Unit formation can be added but does not need to be. If you are doing high cps like in games like StarCraft, it's even preferable to the gameplay that you don't solve that problem.

And let's not forget the for these big studios, the solutions to these problems already exist in previous titles. They aren't starting from square one.

These problems are so well known that Indy game devs routinely solve them solo (see, games like factorio). Heck, the fact that you know to cite them speaks to how well known they are.

What's blocking new rtses by AAA companies is nothing technical, it's financial. Creating the assets, levels, and story are almost certainly a bigger blocker than any technical problem.

[–] optissima 4 points 10 months ago (1 children)

Networking and keeping in sync is far more difficult for an rts than any other type of game.

How so? Wouldn't a game where thousands of people on a map require syncing, while the movements of CPUs would be more deterministic?

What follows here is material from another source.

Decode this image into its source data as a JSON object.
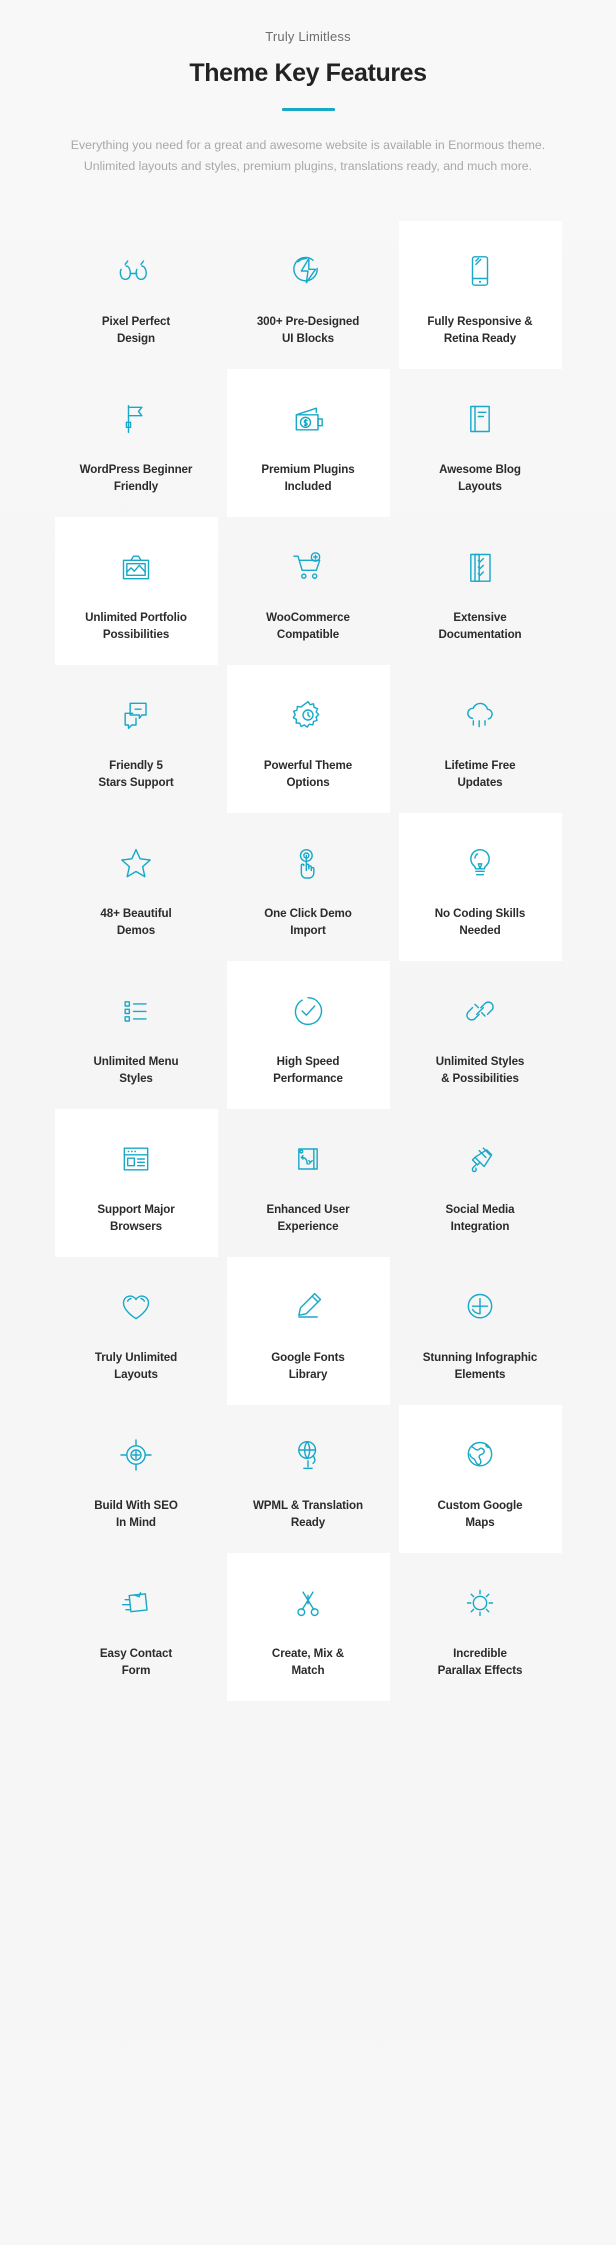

[–] [email protected] 2 points 10 months ago (1 children)

Rts requires each player to see exactly the same state at exactly the same time. Fps games can compensate more and minor lag isn't as big of a problem.

[–] optissima 1 points 10 months ago (1 children)

I see… but isn't virtually all of the pathfinding deterministic based on the seed + inputs of up to 4 people? How would it be more difficult than fighting game rollback, where you have 2-4 players that need to have sub 2frame accuracy?

[–] [email protected] 1 points 10 months ago (1 children)

While a command might be deterministic, new commands can be issued at any time. A client that is behind could miss a command to move units that then leaves them visible or in range to an opponent. In an fps a client that's behind they might shoot someone who isn't really there, but shooting someone is the main focus. Most shooting games have some level of window where if a client thinks there's a hit it happens even if the person wasn't there.

[–] optissima 1 points 9 months ago

I was talking about other frame important games, not FPS. I'm talking about games with rollback and no more than a frame or 2 difference.

[–] AngryCommieKender 2 points 10 months ago

Meh, it can't be too hard! Just retexture Dune2! It worked for Command and Conquer: Tiberian Something....

[–] [email protected] 4 points 10 months ago

Warhammer Total War sure seems to have that solved - rip off prices for DLC but they know Warhammer fans love it and will pay.